One only means of salvation remains to us, that is, that Christians, in the name of love, interpose between the two camps (of rich and poor) passing like beneficient deserters from one to the other... communicating mutual charity to all, until this charity, paralyzing and stifling the egotism of both parties, and every day lessening their antipathies, shall bid the two camps arise and break down the barriers of prejudice, and cast aside their weapons of anger and march forth to meet each other, not to fight but to mingle together in one embrace, so that they may form but one fold under one pastor.  

Holy 

Will we be satisfied to lament the barrenness of the present time, when each bears in his heart a germ of holiness, which a simple desire would be sufficient to develop?  If we do not know how to love God as the saints did, it is because we see God with the eyes of faith alone, and faith is so weak.  But the poor we see with the eyes of flesh.  They are present.  We can put our fingers and our hands into their wounds, the marks of the crown of thorns are plainly visible on their heads.  There is no place for unbelief here... You poor are the visible image of the God whom we do not see, but whom we love in loving you. 

Catholic

A Cathohic university (Louvain) should be a cause of rejoicing to the Church, to see raised within her yet another monument to the immortal alliance of Science and Faith.

Apostolic

You have felt the emptiness of material pleasures, you have felt the hunger for truth crying out within you; you have gone for Iight and comfort to the barren philosophy of modern apostles. You have not found food for your souls there. The religion of your forefathers appears before you today with full hands; do not turn away, for it is generous. It also, like you, is young. It does not grow old with the world. Ever renewing itself, it keeps pace with progress, and it alone leads to perfection.  

Important Dates

1813  Birth of Frederic in Milan, April 23 to Jean-Antoine, a physician, and Marie Ozanam.

1815    Move of Ozanam Family to Lyons.

1829   Experiences a “crisis of doubt’ about his faith.

1831    Enters Sorbonne in Paris to study law.  

1833   Establishes Conference of Charity in April with M. Bailly and other Sorbonne students.

1834    Leads petition ro Archbishop for relevant sermons.

1835    Conference officially becomes Society of St. Vincent dePaul.  

1836    Awarded Doctor of Laws (Dissertation: Comparison of Thomas Becket and Francis Bacon as Chancellors of England).

1837  Publishes The Origins of French Law.  

           Death of Jean-Antoine Ozanam, Frederic’s father.

1839    Awarded Doctorate in Literature (Dissertation: Dante and’ Catholic Philosophy in the l3th Century).

1840   Named Professor of Commercial Laws at Lyons.  

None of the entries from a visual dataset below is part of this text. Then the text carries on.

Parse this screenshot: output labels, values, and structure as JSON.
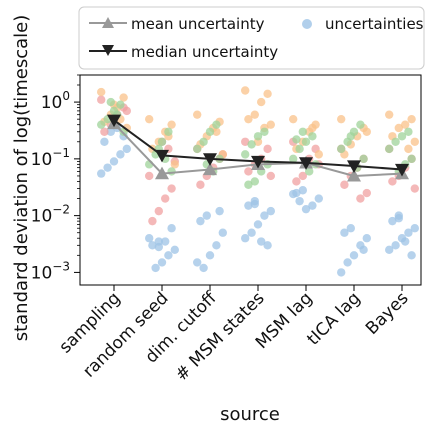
{
  "chart_data": {
    "type": "scatter",
    "xlabel": "source",
    "ylabel": "standard deviation of log(timescale)",
    "yscale": "log",
    "ylim": [
      0.0006,
      3
    ],
    "yticks": [
      {
        "value": 1,
        "base": "10",
        "exp": "0"
      },
      {
        "value": 0.1,
        "base": "10",
        "exp": "−1"
      },
      {
        "value": 0.01,
        "base": "10",
        "exp": "−2"
      },
      {
        "value": 0.001,
        "base": "10",
        "exp": "−3"
      }
    ],
    "categories": [
      "sampling",
      "random seed",
      "dim. cutoff",
      "# MSM states",
      "MSM lag",
      "tICA lag",
      "Bayes"
    ],
    "legend": {
      "placement": "top",
      "entries": [
        "mean uncertainty",
        "median uncertainty",
        "uncertainties"
      ]
    },
    "series": [
      {
        "name": "mean uncertainty",
        "color": "#999999",
        "marker": "triangle-up",
        "values": [
          0.42,
          0.055,
          0.065,
          0.08,
          0.085,
          0.05,
          0.055
        ]
      },
      {
        "name": "median uncertainty",
        "color": "#222222",
        "marker": "triangle-down",
        "values": [
          0.48,
          0.115,
          0.1,
          0.09,
          0.085,
          0.075,
          0.065
        ]
      }
    ],
    "uncertainty_colors": {
      "blue": "#9ec3e6",
      "green": "#9fd39a",
      "orange": "#f9c189",
      "red": "#f0a0a0"
    },
    "uncertainties": [
      {
        "category": "sampling",
        "blue": [
          0.3,
          0.2,
          0.15,
          0.12,
          0.09,
          0.07,
          0.055,
          0.25,
          0.35
        ],
        "green": [
          0.9,
          0.7,
          0.5,
          0.4,
          0.3,
          0.6,
          1.0
        ],
        "orange": [
          1.5,
          1.2,
          0.8,
          0.6,
          0.45,
          0.35,
          0.5,
          0.9
        ],
        "red": [
          1.1,
          0.8,
          0.6,
          0.4,
          0.3,
          0.7
        ]
      },
      {
        "category": "random seed",
        "blue": [
          0.0035,
          0.003,
          0.0025,
          0.002,
          0.0015,
          0.0012,
          0.004,
          0.006,
          0.0035,
          0.0028
        ],
        "green": [
          0.3,
          0.2,
          0.12,
          0.08,
          0.06,
          0.1,
          0.15
        ],
        "orange": [
          0.5,
          0.4,
          0.3,
          0.2,
          0.15,
          0.08,
          0.25
        ],
        "red": [
          0.05,
          0.03,
          0.02,
          0.012,
          0.008,
          0.09,
          0.15,
          0.2
        ]
      },
      {
        "category": "dim. cutoff",
        "blue": [
          0.01,
          0.008,
          0.005,
          0.003,
          0.002,
          0.0012,
          0.0015,
          0.012
        ],
        "green": [
          0.4,
          0.3,
          0.2,
          0.15,
          0.1,
          0.06,
          0.08
        ],
        "orange": [
          0.6,
          0.45,
          0.35,
          0.25,
          0.18,
          0.12,
          0.3
        ],
        "red": [
          0.15,
          0.1,
          0.07,
          0.05,
          0.035,
          0.12
        ]
      },
      {
        "category": "# MSM states",
        "blue": [
          0.018,
          0.015,
          0.012,
          0.01,
          0.007,
          0.005,
          0.004,
          0.003,
          0.0035,
          0.016
        ],
        "green": [
          0.3,
          0.25,
          0.18,
          0.12,
          0.08,
          0.06,
          0.04,
          0.035
        ],
        "orange": [
          1.6,
          1.4,
          1.0,
          0.6,
          0.5,
          0.4,
          0.35,
          0.2
        ],
        "red": [
          0.2,
          0.15,
          0.1,
          0.08,
          0.06,
          0.05
        ]
      },
      {
        "category": "MSM lag",
        "blue": [
          0.028,
          0.025,
          0.02,
          0.015,
          0.013,
          0.018,
          0.024
        ],
        "green": [
          0.25,
          0.2,
          0.15,
          0.1,
          0.08,
          0.06,
          0.3,
          0.22
        ],
        "orange": [
          0.5,
          0.4,
          0.3,
          0.2,
          0.15,
          0.12,
          0.35
        ],
        "red": [
          0.2,
          0.15,
          0.1,
          0.05,
          0.04,
          0.08
        ]
      },
      {
        "category": "tICA lag",
        "blue": [
          0.006,
          0.005,
          0.004,
          0.003,
          0.002,
          0.0015,
          0.001,
          0.0025
        ],
        "green": [
          0.4,
          0.3,
          0.2,
          0.15,
          0.1,
          0.07,
          0.25
        ],
        "orange": [
          0.5,
          0.35,
          0.25,
          0.18,
          0.12,
          0.3
        ],
        "red": [
          0.15,
          0.1,
          0.07,
          0.05,
          0.035,
          0.025,
          0.02
        ]
      },
      {
        "category": "Bayes",
        "blue": [
          0.01,
          0.008,
          0.006,
          0.005,
          0.004,
          0.003,
          0.0025,
          0.002,
          0.0035,
          0.009
        ],
        "green": [
          0.3,
          0.25,
          0.2,
          0.15,
          0.1,
          0.08,
          0.06
        ],
        "orange": [
          0.6,
          0.5,
          0.4,
          0.35,
          0.25,
          0.2,
          0.15
        ],
        "red": [
          0.15,
          0.1,
          0.07,
          0.05,
          0.04,
          0.03
        ]
      }
    ]
  }
}
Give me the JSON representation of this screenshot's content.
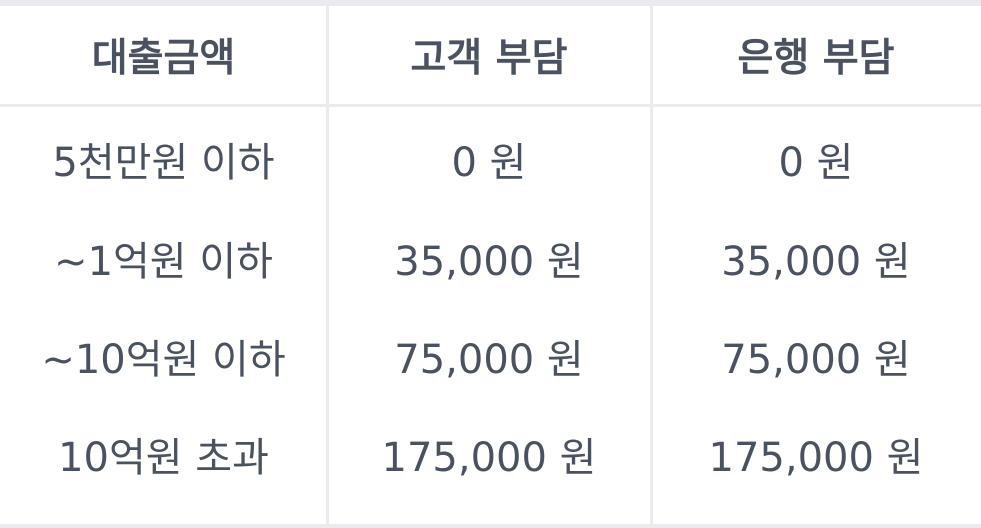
{
  "table": {
    "headers": [
      "대출금액",
      "고객 부담",
      "은행 부담"
    ],
    "rows": [
      [
        "5천만원 이하",
        "0 원",
        "0 원"
      ],
      [
        "~1억원 이하",
        "35,000 원",
        "35,000 원"
      ],
      [
        "~10억원 이하",
        "75,000 원",
        "75,000 원"
      ],
      [
        "10억원 초과",
        "175,000 원",
        "175,000 원"
      ]
    ]
  },
  "colors": {
    "text": "#4a5160",
    "rule": "#e9ebee",
    "background": "#ffffff"
  }
}
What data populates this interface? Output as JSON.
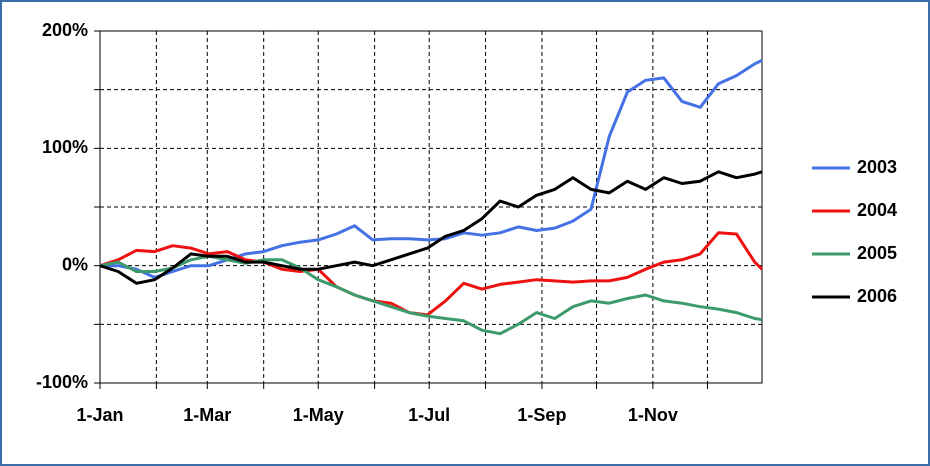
{
  "chart_data": {
    "type": "line",
    "x": [
      0,
      10,
      20,
      30,
      40,
      50,
      60,
      70,
      80,
      90,
      100,
      110,
      120,
      130,
      140,
      150,
      160,
      170,
      180,
      190,
      200,
      210,
      220,
      230,
      240,
      250,
      260,
      270,
      280,
      290,
      300,
      310,
      320,
      330,
      340,
      350,
      360,
      364
    ],
    "xlim": [
      0,
      364
    ],
    "xticks": [
      {
        "value": 0,
        "label": "1-Jan"
      },
      {
        "value": 59,
        "label": "1-Mar"
      },
      {
        "value": 120,
        "label": "1-May"
      },
      {
        "value": 181,
        "label": "1-Jul"
      },
      {
        "value": 243,
        "label": "1-Sep"
      },
      {
        "value": 304,
        "label": "1-Nov"
      }
    ],
    "x_gridlines": [
      31,
      90,
      151,
      212,
      273,
      334
    ],
    "ylim": [
      -100,
      200
    ],
    "yticks": [
      {
        "value": -100,
        "label": "-100%"
      },
      {
        "value": 0,
        "label": "0%"
      },
      {
        "value": 100,
        "label": "100%"
      },
      {
        "value": 200,
        "label": "200%"
      }
    ],
    "y_gridlines": [
      -50,
      50,
      150
    ],
    "grid": true,
    "legend": "right",
    "series": [
      {
        "name": "2003",
        "color": "#4472e4",
        "values": [
          0,
          0,
          -3,
          -10,
          -5,
          0,
          0,
          5,
          10,
          12,
          17,
          20,
          22,
          27,
          34,
          22,
          23,
          23,
          22,
          23,
          28,
          26,
          28,
          33,
          30,
          32,
          38,
          48,
          110,
          148,
          158,
          160,
          140,
          135,
          155,
          162,
          172,
          175
        ]
      },
      {
        "name": "2004",
        "color": "#ee1111",
        "values": [
          0,
          5,
          13,
          12,
          17,
          15,
          10,
          12,
          5,
          3,
          -3,
          -5,
          -3,
          -18,
          -25,
          -30,
          -32,
          -40,
          -42,
          -30,
          -15,
          -20,
          -16,
          -14,
          -12,
          -13,
          -14,
          -13,
          -13,
          -10,
          -3,
          3,
          5,
          10,
          28,
          27,
          3,
          -3
        ]
      },
      {
        "name": "2005",
        "color": "#3c9a6b",
        "values": [
          0,
          3,
          -5,
          -5,
          -2,
          5,
          8,
          5,
          2,
          5,
          5,
          -2,
          -12,
          -18,
          -25,
          -30,
          -35,
          -40,
          -43,
          -45,
          -47,
          -55,
          -58,
          -50,
          -40,
          -45,
          -35,
          -30,
          -32,
          -28,
          -25,
          -30,
          -32,
          -35,
          -37,
          -40,
          -45,
          -46
        ]
      },
      {
        "name": "2006",
        "color": "#000000",
        "values": [
          0,
          -5,
          -15,
          -12,
          -2,
          10,
          8,
          8,
          3,
          3,
          0,
          -3,
          -3,
          0,
          3,
          0,
          5,
          10,
          15,
          25,
          30,
          40,
          55,
          50,
          60,
          65,
          75,
          65,
          62,
          72,
          65,
          75,
          70,
          72,
          80,
          75,
          78,
          80
        ]
      }
    ]
  }
}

           Death of Marie Ozanam, Frederic's mother.  

           Named Professor of Foreign Languages at Sorbonne. 

1841   Marriage to Amelie Soulacroix  of Lyons.

1842    Represents the Church in negotiations with the government.

1844    Assumes Chair of Foreign Literature at Sorbonne.

1845    Birth of daughter Marie.

           Society is recognized by Pope Gregory XVI.

1847    Publication of German Studies I.  

1848    Co-founder of Journal L'ere Nouvelle.  

1849    Publication of German Studies II.  

1852    Mediates in student riots at Sorbonne.  

           Resigns from Sorbonne and moves to Leghorn because of ill health.

1853    Publication of Franciscan Poets in Italy in the 13th Century.

           Death in Marseilles of kidney ailment, September 8.  

1855    Posthumous publication of Civilization in the Fifth Century which received honors from the Academie Francaise.  

1997    Declaration of Frederic as "Blessed Frederic" on August 22 in Paris, a step toward canonization and recognized sainthood.